A research team at the University of Melbourne, led by Dr Niels Wouters, had created the image database and algorithm. “They told me about it and I was like, this is frightening – yes, I’d love to collaborate!” says Lucy. “The point of the work is to discuss the flaws of artificial intelligence. We discovered that everyone looks the same. Everyone has a tucked-in chin, a pinched nose, an alien, uncanny valley appearance.”

It’s not the first time Lucy has told a scientific story through the lens of beauty and wellness. In her work Future Day Spa, participants were invited to lie on a bed under a silver pressurised sheet, which would essentially vacuum pack them to simulate a hug and ‘induce relaxation’. One person said it cured their hangover; another that it was like being back in the womb.

There was also ‘Swallowable Parfum’, a collaboration with synthetic biologist Sharef Mansy. The ingestible perfume pill altered the fragrance of the user’s sweat. And, in The Institute of Isolation, Lucy created a fictional training facility where the character attempts to optimise her body for life in space.

After a career that has spanned the globe – she’s based in Australia, but Lucy has also worked in the UK, the Netherlands and Los Angeles in the US – space is definitely on her travel bucket list. She has visited SpaceX (as you do) and has her sights set on joining Japanese billionaire Yusaku Maezawa on their first trip to the Moon in 2023 (he wants to invite six to eight artists on the trip and recently started following Lucy on Twitter).

“The fact that he’s smart enough to know to take artists – he gets it,” says Lucy. “And I’d say that he doesn’t need to know what the outcome will be, but he knows there will be an exploration. And that’s what excites me.”
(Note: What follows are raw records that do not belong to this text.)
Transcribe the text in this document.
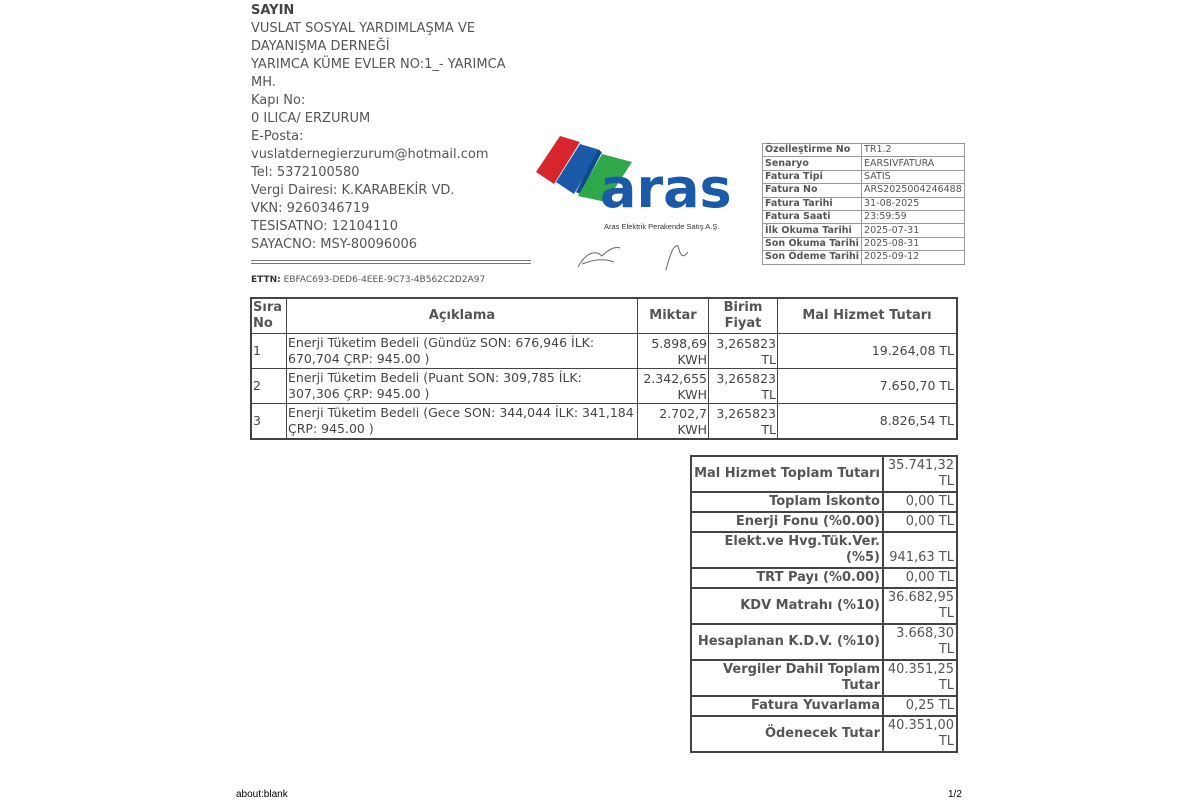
SAYIN
VUSLAT SOSYAL YARDIMLAŞMA VE DAYANIŞMA DERNEĞİ
YARIMCA KÜME EVLER NO:1_- YARIMCA MH.
Kapı No:
0 ILICA/ ERZURUM
E-Posta:
vuslatdernegierzurum@hotmail.com
Tel: 5372100580
Vergi Dairesi: K.KARABEKİR VD.
VKN: 9260346719
TESISATNO: 12104110
SAYACNO: MSY-80096006
ETTN: EBFAC693-DED6-4EEE-9C73-4B562C2D2A97
aras
Aras Elektrik Perakende Satış A.Ş.
Özelleştirme No	TR1.2
Senaryo	EARSIVFATURA
Fatura Tipi	SATIS
Fatura No	ARS2025004246488
Fatura Tarihi	31-08-2025
Fatura Saati	23:59:59
İlk Okuma Tarihi	2025-07-31
Son Okuma Tarihi	2025-08-31
Son Ödeme Tarihi	2025-09-12
Sıra No	Açıklama	Miktar	Birim Fiyat	Mal Hizmet Tutarı
1	Enerji Tüketim Bedeli (Gündüz SON: 676,946 İLK: 670,704 ÇRP: 945.00 )	5.898,69 KWH	3,265823 TL	19.264,08 TL
2	Enerji Tüketim Bedeli (Puant SON: 309,785 İLK: 307,306 ÇRP: 945.00 )	2.342,655 KWH	3,265823 TL	7.650,70 TL
3	Enerji Tüketim Bedeli (Gece SON: 344,044 İLK: 341,184 ÇRP: 945.00 )	2.702,7 KWH	3,265823 TL	8.826,54 TL
Mal Hizmet Toplam Tutarı	35.741,32 TL
Toplam İskonto	0,00 TL
Enerji Fonu (%0.00)	0,00 TL
Elekt.ve Hvg.Tük.Ver. (%5)	941,63 TL
TRT Payı (%0.00)	0,00 TL
KDV Matrahı (%10)	36.682,95 TL
Hesaplanan K.D.V. (%10)	3.668,30 TL
Vergiler Dahil Toplam Tutar	40.351,25 TL
Fatura Yuvarlama	0,25 TL
Ödenecek Tutar	40.351,00 TL
about:blank	1/2
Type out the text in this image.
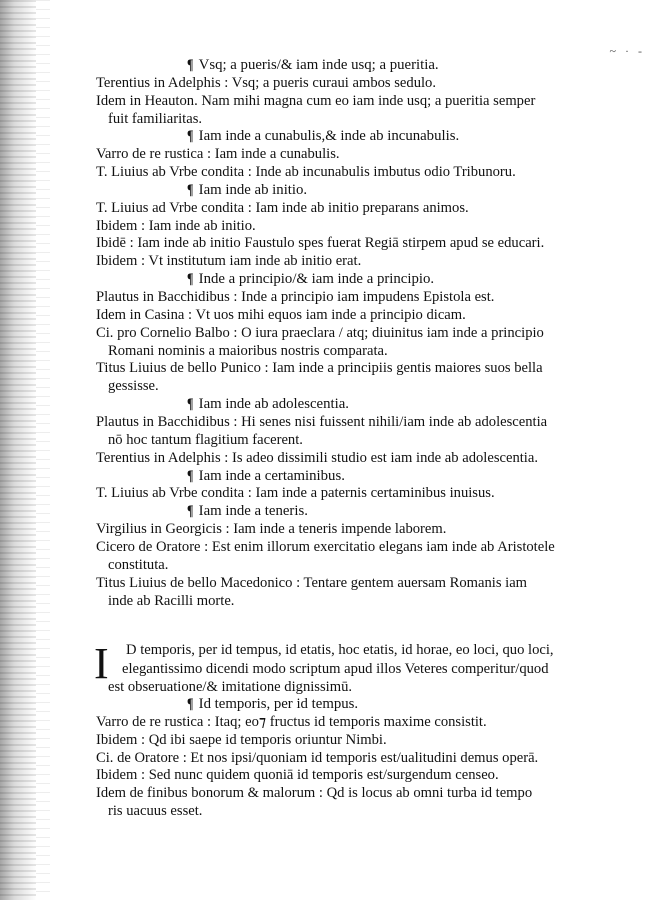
~ · -
¶ Vsq; a pueris/& iam inde usq; a pueritia.
Terentius in Adelphis : Vsq; a pueris curaui ambos sedulo.
Idem in Heauton. Nam mihi magna cum eo iam inde usq; a pueritia semper
fuit familiaritas.
¶ Iam inde a cunabulis,& inde ab incunabulis.
Varro de re rustica : Iam inde a cunabulis.
T. Liuius ab Vrbe condita : Inde ab incunabulis imbutus odio Tribunoru.
¶ Iam inde ab initio.
T. Liuius ad Vrbe condita : Iam inde ab initio preparans animos.
Ibidem : Iam inde ab initio.
Ibidē : Iam inde ab initio Faustulo spes fuerat Regiā stirpem apud se educari.
Ibidem : Vt institutum iam inde ab initio erat.
¶ Inde a principio/& iam inde a principio.
Plautus in Bacchidibus : Inde a principio iam impudens Epistola est.
Idem in Casina : Vt uos mihi equos iam inde a principio dicam.
Ci. pro Cornelio Balbo : O iura praeclara / atq; diuinitus iam inde a principio
Romani nominis a maioribus nostris comparata.
Titus Liuius de bello Punico : Iam inde a principiis gentis maiores suos bella
gessisse.
¶ Iam inde ab adolescentia.
Plautus in Bacchidibus : Hi senes nisi fuissent nihili/iam inde ab adolescentia
nō hoc tantum flagitium facerent.
Terentius in Adelphis : Is adeo dissimili studio est iam inde ab adolescentia.
¶ Iam inde a certaminibus.
T. Liuius ab Vrbe condita : Iam inde a paternis certaminibus inuisus.
¶ Iam inde a teneris.
Virgilius in Georgicis : Iam inde a teneris impende laborem.
Cicero de Oratore : Est enim illorum exercitatio elegans iam inde ab Aristotele
constituta.
Titus Liuius de bello Macedonico : Tentare gentem auersam Romanis iam
inde ab Racilli morte.
D temporis, per id tempus, id etatis, hoc etatis, id horae, eo loci, quo loci,
elegantissimo dicendi modo scriptum apud illos Veteres comperitur/quod
est obseruatione/& imitatione dignissimū.
¶ Id temporis, per id tempus.
Varro de re rustica : Itaq; eo⁊ fructus id temporis maxime consistit.
Ibidem : Qd ibi saepe id temporis oriuntur Nimbi.
Ci. de Oratore : Et nos ipsi/quoniam id temporis est/ualitudini demus operā.
Ibidem : Sed nunc quidem quoniā id temporis est/surgendum censeo.
Idem de finibus bonorum & malorum : Qd is locus ab omni turba id tempo
ris uacuus esset.
I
After all, it’s around that time that many predict we will be living in the fourth industrial revolution. And Lucy, for one, can’t wait.

“We are moving towards living in between,” she says. “In between jobs, in between cities, in between genders, in between relationships, truths, knowledge. And I feel like being a specialist will be a disadvantage. With my background being a hybrid, I feel like the only way that we can propel ourselves into this future is to be ‘inbetweeners’ and not specialise.”

As for what’s in store for Lucy’s more immediate future, she’s currently working on a sci-fi TV pilot and a new commercial collaboration. But, for all of her future thinking, Lucy doesn’t plan too far ahead.

“I think that the nature of my work is that it sends me off on tangents that I almost can’t predict,” she says.

“I think the role of the artist is to be curious and just follow your curiosity, no matter what.”